Au milieu d’un capharnaüm de valises, de sacs et d’oreillers, parents émus et élèves survoltés sur le trottoir devant Saint André, c’est l’heure du départ, jeudi  20 septembre au soir, dans le grand bus Marcot. Des rêves hachurés par les lumières blafardes des aires d’autoroutes allemandes, où chacun, l’œil collé et le cheveu hirsute, s’extirpe de la chaleur de sa couche pour une pause régénératrice.

Au petit matin, vendredi,  fourbues, les brumes de la République Tchèque font échos aux nôtres. Prague dévoile petit à petit ses charmes et son romantisme opère déjà. Découvrir Prague, c’est remonter le temps, au milieu des innombrables bâtisses de caractère qui bordent la Vltava et des ponts séculaires. Le temps presse et les bagages sont hissés dans les interminables étages de l’accueillant Prokopka. Puis, les estomacs repus du petit déjeuner prêtent attention à la venue de nos guides Mila et Aneta, pour la visite de la ville. Nous sommes happés par un tourbillon de merveilles architecturales et historiques de la Vieille Ville, Place Venceslas, l’Hôtel de Ville, le fabuleux Pont Charles, le mur John Lennon, le Sénat, les ruelles et passages et le quartier juif Josevof.

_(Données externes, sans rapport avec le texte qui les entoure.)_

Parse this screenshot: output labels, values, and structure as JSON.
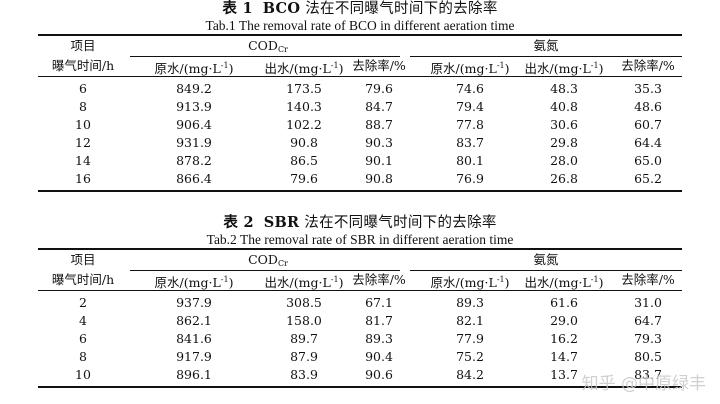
{
  "table1": {
    "caption_cn_num": "表 1",
    "caption_cn_bold": "BCO",
    "caption_cn_rest": " 法在不同曝气时间下的去除率",
    "caption_en": "Tab.1    The removal rate of BCO in different aeration time",
    "rows": [
      [
        "6",
        "849.2",
        "173.5",
        "79.6",
        "74.6",
        "48.3",
        "35.3"
      ],
      [
        "8",
        "913.9",
        "140.3",
        "84.7",
        "79.4",
        "40.8",
        "48.6"
      ],
      [
        "10",
        "906.4",
        "102.2",
        "88.7",
        "77.8",
        "30.6",
        "60.7"
      ],
      [
        "12",
        "931.9",
        "90.8",
        "90.3",
        "83.7",
        "29.8",
        "64.4"
      ],
      [
        "14",
        "878.2",
        "86.5",
        "90.1",
        "80.1",
        "28.0",
        "65.0"
      ],
      [
        "16",
        "866.4",
        "79.6",
        "90.8",
        "76.9",
        "26.8",
        "65.2"
      ]
    ]
  },
  "table2": {
    "caption_cn_num": "表 2",
    "caption_cn_bold": "SBR",
    "caption_cn_rest": " 法在不同曝气时间下的去除率",
    "caption_en": "Tab.2    The removal rate of SBR in different aeration time",
    "rows": [
      [
        "2",
        "937.9",
        "308.5",
        "67.1",
        "89.3",
        "61.6",
        "31.0"
      ],
      [
        "4",
        "862.1",
        "158.0",
        "81.7",
        "82.1",
        "29.0",
        "64.7"
      ],
      [
        "6",
        "841.6",
        "89.7",
        "89.3",
        "77.9",
        "16.2",
        "79.3"
      ],
      [
        "8",
        "917.9",
        "87.9",
        "90.4",
        "75.2",
        "14.7",
        "80.5"
      ],
      [
        "10",
        "896.1",
        "83.9",
        "90.6",
        "84.2",
        "13.7",
        "83.7"
      ]
    ]
  },
  "headers": {
    "item": "项目",
    "cod_main": "COD",
    "cod_sub": "Cr",
    "nh_group": "氨氮",
    "aeration_time": "曝气时间/h",
    "raw_water": "原水/(mg·L",
    "effluent": "出水/(mg·L",
    "unit_exp": "-1",
    "unit_close": ")",
    "removal": "去除率/%"
  },
  "watermark": "知乎 @中原绿丰"
}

La bohème nous a ensorcelés. Retour au temps du communisme avec le trajet retour dans une ancienne rame de métro, en s’égosillant sur les chants du Mondial et la Marseillaise. Ereintés, quelques paupières s’affaissent pendant la conférence sur le système social en République Tchèque. En rang par 2, pour souper au restaurant proche de l’hôtel malgré le succulent trdelnik chaud savouré dans l’après-midi.

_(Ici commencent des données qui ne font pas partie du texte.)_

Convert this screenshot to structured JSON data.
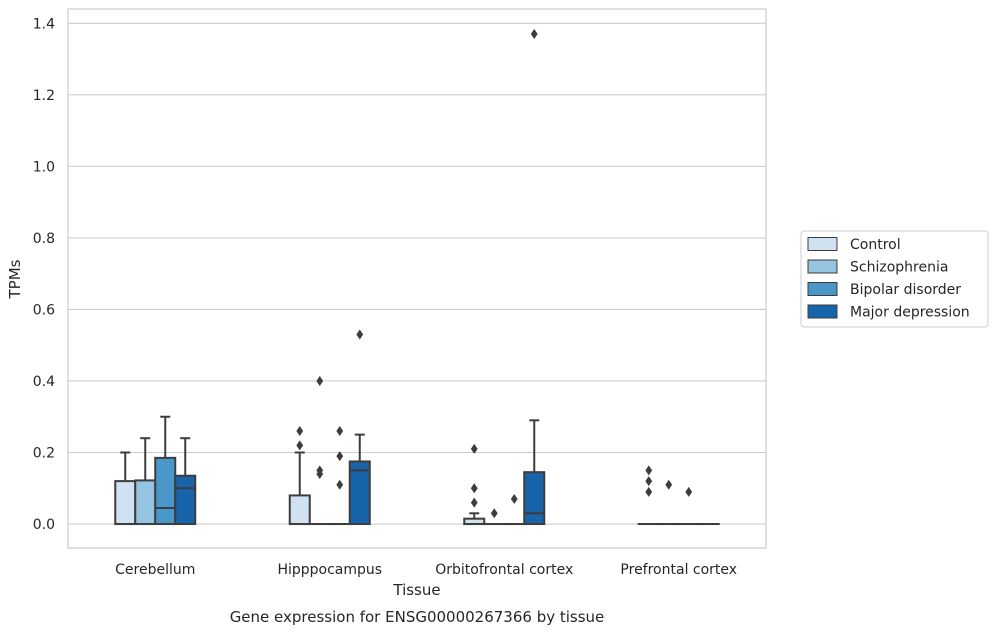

Samedi, premier réveil à Prague et départ pour la visite de la cristallerie de Nizbor avec Jaromir et Mila. Deux vocations de souffleurs de verre naissent chez Mathilde et Eytan alors que leurs camarades sont hypnotisés par la pureté des éclats cristallins et du travail de précision de la gravure. Un cadeau souvenir accompagne notre retour à Prague pour la visite du plus petit quartier mais aussi du plus imposant par son château qui domine la ville. Tous les styles architecturaux y sont représentés, mais le Palais Présidentiel et surtout la Cathédrale Saint-Guy nous subjuguent. Sa grande nef, ses vitraux éblouissants et son tombeau baroque en argent massif nous laissent sans voix.  La visite s’achève avec la déambulation dans la Ruelle d’Or et une promenade au fil de l’eau sur la Vltava. La croisière s’amuse à l’étage, tandis que les plus frileux s’évadent dans de douces rêveries au chaud.

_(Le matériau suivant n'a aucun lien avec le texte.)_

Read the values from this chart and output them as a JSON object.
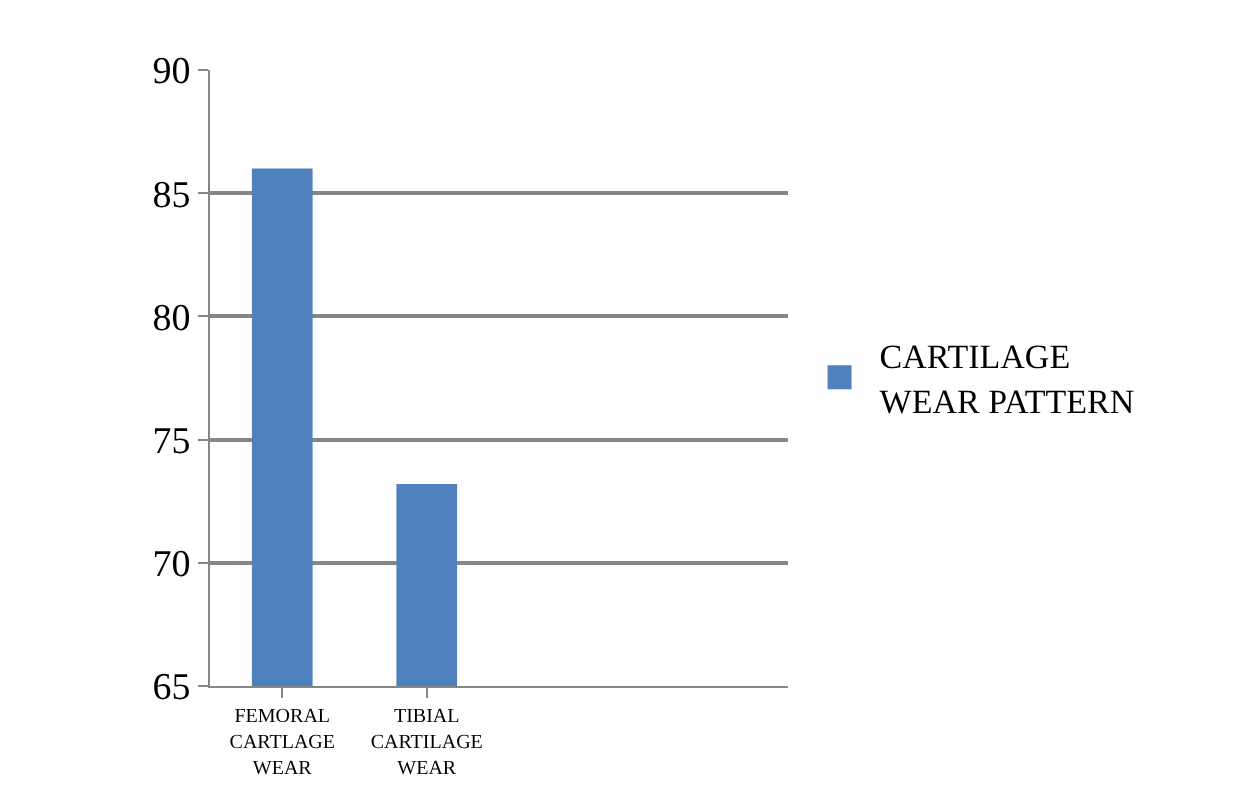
{
  "chart_data": {
    "type": "bar",
    "categories": [
      "FEMORAL CARTLAGE WEAR",
      "TIBIAL CARTILAGE WEAR",
      null,
      null
    ],
    "series": [
      {
        "name": "CARTILAGE WEAR PATTERN",
        "color": "#4f81bd",
        "values": [
          86,
          73.2,
          null,
          null
        ]
      }
    ],
    "ylim": [
      65,
      90
    ],
    "yticks": [
      65,
      70,
      75,
      80,
      85,
      90
    ],
    "grid": "y",
    "legend": "right"
  }
}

Après une soirée agitée, départ dimanche pour la forteresse de Terezin et son camp de concentration. L’horreur des lieux et des situations inhumaines nouent les gorges et les images de propagande et d’archives glacent les esprits, en communion avec le temps maussade. Puis, visite du musée consacré au ghetto juif voisin de la forteresse ainsi que des documents des différents camps de concentration et d’extermination. Retour à Prague, accueillis au musée du communisme par l’imposante étoile rouge et la statue de Karl Marx qui nous rappellent les heures sombres de ce pays où les libertés individuelles étaient bafouées et les contestations violemment réprimandées. Lundi, nostalgiques, nous quittons Prague pour un périple retour ponctué de siestes. Prague restera dans nos cœurs, belle et éternelle.